Serving a checkpoint file needs no extra protocol — a self-describing format like safetensors works as-is, and a CUDA-connected client can pull each tensor's byte range straight into VRAM via GPUDirect RDMA:

# producer: serve weights read-only
server = rdma.serve_file("/fsx/model.safetensors", bind="0.0.0.0:0")

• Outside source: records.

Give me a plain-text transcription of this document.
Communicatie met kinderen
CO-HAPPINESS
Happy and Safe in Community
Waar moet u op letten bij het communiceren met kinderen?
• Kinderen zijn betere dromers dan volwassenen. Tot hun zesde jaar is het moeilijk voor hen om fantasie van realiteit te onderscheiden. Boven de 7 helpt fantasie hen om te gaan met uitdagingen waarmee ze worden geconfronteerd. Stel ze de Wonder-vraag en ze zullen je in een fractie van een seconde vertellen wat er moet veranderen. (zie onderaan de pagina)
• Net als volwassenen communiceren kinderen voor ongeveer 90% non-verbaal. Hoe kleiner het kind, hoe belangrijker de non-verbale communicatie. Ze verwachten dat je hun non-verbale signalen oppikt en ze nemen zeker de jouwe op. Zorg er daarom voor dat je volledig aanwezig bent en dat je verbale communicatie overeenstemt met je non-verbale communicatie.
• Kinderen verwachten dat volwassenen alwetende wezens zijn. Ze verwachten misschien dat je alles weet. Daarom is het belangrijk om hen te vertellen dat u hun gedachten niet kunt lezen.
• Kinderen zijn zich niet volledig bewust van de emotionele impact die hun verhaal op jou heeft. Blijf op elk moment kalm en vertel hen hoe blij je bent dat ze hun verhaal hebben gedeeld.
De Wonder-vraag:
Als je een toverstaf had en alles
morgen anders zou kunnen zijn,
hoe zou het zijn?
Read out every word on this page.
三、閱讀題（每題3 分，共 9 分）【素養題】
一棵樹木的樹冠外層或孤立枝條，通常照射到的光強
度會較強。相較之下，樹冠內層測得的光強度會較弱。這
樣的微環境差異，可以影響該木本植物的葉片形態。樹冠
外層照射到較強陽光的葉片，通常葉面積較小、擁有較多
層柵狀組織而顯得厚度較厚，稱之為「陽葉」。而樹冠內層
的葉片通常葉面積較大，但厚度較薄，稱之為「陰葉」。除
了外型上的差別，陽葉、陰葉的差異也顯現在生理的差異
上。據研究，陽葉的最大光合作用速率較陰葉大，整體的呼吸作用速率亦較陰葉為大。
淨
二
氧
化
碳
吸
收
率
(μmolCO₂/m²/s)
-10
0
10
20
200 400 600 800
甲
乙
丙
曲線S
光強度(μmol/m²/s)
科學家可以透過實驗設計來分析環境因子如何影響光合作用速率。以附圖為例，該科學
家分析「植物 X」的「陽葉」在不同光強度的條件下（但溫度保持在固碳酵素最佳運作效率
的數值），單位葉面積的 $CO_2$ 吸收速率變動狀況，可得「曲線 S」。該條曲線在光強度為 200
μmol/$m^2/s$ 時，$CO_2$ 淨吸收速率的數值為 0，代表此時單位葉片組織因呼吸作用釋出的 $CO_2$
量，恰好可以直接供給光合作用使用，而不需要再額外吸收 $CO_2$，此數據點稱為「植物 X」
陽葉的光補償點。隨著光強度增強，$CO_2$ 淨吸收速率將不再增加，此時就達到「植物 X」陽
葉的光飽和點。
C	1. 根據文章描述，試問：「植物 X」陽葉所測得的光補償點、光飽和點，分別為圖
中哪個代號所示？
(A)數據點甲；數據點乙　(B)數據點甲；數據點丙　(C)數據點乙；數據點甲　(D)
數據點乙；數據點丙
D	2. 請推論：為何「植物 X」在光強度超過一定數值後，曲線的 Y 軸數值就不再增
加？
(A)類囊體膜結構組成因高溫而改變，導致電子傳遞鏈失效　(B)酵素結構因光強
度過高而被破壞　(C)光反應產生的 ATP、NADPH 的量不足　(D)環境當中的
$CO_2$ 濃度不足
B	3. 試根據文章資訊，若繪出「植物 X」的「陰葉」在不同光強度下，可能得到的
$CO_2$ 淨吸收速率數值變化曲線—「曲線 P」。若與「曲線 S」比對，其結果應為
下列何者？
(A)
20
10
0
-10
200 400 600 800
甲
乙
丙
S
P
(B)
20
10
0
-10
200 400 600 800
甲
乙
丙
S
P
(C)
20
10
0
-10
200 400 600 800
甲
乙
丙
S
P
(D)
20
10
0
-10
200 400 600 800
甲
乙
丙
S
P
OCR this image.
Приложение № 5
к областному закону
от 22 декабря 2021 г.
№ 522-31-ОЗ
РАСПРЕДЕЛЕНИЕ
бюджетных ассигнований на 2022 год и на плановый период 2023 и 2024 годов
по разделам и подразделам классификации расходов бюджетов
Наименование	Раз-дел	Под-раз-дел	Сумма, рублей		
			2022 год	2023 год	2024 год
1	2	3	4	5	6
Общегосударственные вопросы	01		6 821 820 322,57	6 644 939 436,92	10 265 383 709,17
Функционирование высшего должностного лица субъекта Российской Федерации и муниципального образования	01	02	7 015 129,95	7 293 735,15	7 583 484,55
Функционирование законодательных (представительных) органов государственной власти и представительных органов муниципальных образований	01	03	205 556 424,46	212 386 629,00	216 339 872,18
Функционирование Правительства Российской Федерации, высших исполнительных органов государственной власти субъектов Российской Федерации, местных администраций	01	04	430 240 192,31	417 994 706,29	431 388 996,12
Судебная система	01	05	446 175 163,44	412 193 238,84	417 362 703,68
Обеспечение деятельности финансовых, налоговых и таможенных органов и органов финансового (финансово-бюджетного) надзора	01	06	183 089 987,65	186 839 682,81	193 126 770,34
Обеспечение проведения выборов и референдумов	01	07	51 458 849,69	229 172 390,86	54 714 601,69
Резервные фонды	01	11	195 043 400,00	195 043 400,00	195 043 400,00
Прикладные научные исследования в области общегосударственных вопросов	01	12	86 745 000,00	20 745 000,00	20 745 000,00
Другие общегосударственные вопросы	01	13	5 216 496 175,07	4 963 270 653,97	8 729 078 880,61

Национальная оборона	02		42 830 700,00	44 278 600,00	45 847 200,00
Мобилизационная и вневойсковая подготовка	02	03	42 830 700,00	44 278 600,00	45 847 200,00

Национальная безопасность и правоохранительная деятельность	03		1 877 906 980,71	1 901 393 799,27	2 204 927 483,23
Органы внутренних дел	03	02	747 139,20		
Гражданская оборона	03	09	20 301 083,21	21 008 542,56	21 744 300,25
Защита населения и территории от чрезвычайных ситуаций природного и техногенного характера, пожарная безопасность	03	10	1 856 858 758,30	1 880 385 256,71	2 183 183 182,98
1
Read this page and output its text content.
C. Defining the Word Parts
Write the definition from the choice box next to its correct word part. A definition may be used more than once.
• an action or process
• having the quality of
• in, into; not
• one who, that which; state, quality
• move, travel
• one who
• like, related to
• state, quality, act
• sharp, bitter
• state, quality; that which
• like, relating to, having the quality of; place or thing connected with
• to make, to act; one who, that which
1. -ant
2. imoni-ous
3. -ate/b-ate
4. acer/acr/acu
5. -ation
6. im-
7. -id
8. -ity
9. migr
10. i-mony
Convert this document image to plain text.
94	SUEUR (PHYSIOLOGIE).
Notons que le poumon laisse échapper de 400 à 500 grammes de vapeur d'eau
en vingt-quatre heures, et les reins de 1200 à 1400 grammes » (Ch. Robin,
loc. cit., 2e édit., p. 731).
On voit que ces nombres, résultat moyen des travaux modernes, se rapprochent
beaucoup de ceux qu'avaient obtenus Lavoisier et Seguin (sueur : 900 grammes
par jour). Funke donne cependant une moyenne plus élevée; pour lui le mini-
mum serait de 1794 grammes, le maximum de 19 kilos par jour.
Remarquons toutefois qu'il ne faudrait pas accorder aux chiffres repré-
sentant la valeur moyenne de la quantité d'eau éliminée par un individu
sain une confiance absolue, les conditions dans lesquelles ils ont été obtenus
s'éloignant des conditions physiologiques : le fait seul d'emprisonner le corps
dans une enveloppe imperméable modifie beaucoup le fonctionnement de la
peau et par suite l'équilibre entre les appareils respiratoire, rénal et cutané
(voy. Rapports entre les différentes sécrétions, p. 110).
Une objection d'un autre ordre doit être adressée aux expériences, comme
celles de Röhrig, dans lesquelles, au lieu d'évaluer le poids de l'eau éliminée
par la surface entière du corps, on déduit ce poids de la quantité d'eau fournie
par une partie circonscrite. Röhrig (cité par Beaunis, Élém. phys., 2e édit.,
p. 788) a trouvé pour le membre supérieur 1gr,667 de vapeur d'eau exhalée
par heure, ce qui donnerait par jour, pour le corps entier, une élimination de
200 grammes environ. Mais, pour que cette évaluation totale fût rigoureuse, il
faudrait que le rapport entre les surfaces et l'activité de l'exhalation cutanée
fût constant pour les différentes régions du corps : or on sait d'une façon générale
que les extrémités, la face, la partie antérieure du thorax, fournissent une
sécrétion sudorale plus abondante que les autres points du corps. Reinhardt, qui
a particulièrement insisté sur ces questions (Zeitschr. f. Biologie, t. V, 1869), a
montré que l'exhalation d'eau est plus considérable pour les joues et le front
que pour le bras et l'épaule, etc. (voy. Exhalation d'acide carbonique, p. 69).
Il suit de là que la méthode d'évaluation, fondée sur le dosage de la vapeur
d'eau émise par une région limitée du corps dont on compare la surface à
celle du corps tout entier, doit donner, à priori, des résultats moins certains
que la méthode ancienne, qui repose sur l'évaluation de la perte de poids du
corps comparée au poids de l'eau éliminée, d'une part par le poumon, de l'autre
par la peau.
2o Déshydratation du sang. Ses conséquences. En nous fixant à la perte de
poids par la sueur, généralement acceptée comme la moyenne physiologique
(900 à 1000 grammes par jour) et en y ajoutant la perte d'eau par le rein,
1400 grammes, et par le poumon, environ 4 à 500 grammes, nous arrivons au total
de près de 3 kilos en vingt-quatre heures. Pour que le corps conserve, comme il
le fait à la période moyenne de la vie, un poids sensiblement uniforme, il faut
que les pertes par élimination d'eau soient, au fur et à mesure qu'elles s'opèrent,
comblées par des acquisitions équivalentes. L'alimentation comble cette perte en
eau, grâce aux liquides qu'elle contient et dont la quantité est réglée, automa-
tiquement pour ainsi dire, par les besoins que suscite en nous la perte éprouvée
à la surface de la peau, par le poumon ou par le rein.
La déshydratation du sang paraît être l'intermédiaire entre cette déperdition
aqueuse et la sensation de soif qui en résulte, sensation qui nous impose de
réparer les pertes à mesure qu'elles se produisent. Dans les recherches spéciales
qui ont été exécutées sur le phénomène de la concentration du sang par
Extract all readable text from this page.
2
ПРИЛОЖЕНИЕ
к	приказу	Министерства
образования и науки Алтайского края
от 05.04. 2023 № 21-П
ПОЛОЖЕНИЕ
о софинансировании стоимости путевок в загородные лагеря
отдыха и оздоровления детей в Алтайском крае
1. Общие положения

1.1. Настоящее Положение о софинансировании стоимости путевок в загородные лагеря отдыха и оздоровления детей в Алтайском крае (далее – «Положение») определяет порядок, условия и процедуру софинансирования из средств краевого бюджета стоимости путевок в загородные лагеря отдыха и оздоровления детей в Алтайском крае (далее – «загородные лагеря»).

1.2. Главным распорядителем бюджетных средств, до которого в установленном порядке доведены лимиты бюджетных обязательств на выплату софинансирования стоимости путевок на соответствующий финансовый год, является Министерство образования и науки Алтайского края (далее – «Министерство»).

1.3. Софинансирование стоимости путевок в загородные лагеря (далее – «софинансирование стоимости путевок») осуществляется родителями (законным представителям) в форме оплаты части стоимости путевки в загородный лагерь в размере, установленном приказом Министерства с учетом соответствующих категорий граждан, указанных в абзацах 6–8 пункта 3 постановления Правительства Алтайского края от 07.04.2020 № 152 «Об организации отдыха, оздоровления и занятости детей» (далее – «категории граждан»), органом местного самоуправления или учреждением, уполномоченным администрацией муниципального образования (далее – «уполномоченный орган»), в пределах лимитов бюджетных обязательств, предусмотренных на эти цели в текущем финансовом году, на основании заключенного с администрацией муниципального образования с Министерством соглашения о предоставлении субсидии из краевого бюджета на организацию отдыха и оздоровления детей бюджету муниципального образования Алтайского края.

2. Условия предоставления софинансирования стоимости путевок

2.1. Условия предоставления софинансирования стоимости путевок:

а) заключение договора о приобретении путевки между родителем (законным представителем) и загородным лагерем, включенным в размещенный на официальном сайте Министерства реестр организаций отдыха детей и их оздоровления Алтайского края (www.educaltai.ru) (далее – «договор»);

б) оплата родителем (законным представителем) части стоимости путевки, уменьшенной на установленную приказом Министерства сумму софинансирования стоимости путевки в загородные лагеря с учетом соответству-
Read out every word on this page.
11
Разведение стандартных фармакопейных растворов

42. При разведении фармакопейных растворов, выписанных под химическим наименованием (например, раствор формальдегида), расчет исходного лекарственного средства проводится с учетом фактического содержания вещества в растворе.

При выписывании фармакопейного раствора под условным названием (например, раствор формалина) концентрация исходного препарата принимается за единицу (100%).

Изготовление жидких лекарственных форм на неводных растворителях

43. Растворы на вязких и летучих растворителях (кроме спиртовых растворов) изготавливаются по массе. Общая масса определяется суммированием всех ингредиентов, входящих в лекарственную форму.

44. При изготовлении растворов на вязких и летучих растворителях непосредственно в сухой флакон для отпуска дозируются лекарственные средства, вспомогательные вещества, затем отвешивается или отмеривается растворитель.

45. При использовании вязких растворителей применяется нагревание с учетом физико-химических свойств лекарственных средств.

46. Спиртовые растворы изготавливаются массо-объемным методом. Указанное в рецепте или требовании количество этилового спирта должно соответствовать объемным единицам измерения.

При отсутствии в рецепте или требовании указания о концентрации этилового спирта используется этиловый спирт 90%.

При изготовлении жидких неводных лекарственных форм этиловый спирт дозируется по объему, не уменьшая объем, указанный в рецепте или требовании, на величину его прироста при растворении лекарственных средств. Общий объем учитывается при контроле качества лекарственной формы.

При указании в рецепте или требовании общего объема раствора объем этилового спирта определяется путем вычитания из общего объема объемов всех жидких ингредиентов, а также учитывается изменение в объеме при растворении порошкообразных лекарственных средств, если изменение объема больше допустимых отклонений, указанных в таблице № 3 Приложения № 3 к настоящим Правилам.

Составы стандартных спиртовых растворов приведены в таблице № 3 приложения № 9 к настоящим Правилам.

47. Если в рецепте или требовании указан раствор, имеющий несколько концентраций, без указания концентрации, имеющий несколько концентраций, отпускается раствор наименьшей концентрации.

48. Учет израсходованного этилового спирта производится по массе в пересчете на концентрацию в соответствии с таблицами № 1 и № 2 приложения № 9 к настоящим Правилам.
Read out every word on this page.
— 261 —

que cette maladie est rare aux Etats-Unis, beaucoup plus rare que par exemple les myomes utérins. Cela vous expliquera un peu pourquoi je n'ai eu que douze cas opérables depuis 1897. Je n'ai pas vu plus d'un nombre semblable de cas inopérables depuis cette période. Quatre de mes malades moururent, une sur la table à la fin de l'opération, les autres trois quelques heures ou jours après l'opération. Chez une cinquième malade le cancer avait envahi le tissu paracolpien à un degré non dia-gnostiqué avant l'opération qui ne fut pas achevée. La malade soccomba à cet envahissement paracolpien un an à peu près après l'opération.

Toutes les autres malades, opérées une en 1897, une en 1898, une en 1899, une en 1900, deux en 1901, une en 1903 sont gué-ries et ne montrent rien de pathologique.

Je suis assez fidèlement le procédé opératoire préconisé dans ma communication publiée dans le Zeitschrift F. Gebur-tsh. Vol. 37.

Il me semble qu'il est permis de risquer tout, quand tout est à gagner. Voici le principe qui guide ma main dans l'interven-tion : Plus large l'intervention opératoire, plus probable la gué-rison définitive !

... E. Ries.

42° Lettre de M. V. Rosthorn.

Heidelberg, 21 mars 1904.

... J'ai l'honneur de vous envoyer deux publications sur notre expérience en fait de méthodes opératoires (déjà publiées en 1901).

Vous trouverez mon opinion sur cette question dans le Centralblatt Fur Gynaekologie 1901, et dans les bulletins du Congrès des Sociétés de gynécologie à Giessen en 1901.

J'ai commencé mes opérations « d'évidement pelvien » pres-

# consumer: GPUDirect-RDMA tensor ranges into VRAM
client = rdma.connect(server.local_addr, cuda=True)
import torch
dst = torch.empty(shape, dtype=torch.bfloat16, device="cuda:0")
rdma.read_into(client, dst, offset=tensor_byte_offset)  # NIC → VRAM, host untouched

GPUDirect needs an HMEM-capable provider and libfabric API ≥ 1.9. Rather than write a C fi_getinfo probe, run the self-diagnostic — it runs the real plain-RMA and HMEM opens and reports exactly why each would or wouldn't match:

for line in rdma.diagnose()["summary"]:
    print(line)

rdma.available() / rdma.info() give the boolean and per-provider capability snapshot.

API at a glance

API Purpose
pipeline, slot, slots, chain, batch, collate, group_by pipeline DSL
map, custom_op Python extension hooks
DataLoader synchronous batch iterator
read / fetch_into / write / head / stream / ls / glob / exists / delete URI bytes
reader, writer composable IO handles
from_callable, from_iterable, from_iterator, from_sampler, files, urls, manifest, webdataset, archive record sources
read_safetensors, write_safetensors, open_safetensors safetensors
read_numpy, read_image, read_parquet, scan_parquet, iter_tfrecord, read_hdf5, open_hdf5 format helpers
configure_credentials, configure_endpoint, configure_transport auth and transport
gds_open, gds_register_buffer, gds_read_into_tensor low-level GDS
rdma.serve, rdma.serve_file, rdma.connect, rdma.read_into, rdma.diagnose RDMA transport

Documentation

Development

The Rust toolchain is pinned in rust-toolchain.toml. Editable build:

uv run --no-sync --with maturin maturin develop --profile staging

Tests:

cargo test
uv run --no-sync python -m pytest python/tests -q

Wheel:

uv run --no-sync --with maturin maturin build --profile staging --out dist

Performance

Cross-framework throughput on a DiT-style decode pipeline

Decode pipeline (variable-size JPEG → per-record bucket → symmetric CHW normalize), 32-core AMD EPYC 9R14, CPU only. Median samples/s; higher is better.

Workers dataio spdl torchvision-io torch-dataloader ray-data
1 576 184 208 141 146
4 2,107 715 565 395 249
8 3,115 1,295 690 506 243
16 3,122 2,175 575 494 225

Full matrix, scaling charts, and reproduce commands in docs/benchmark.md.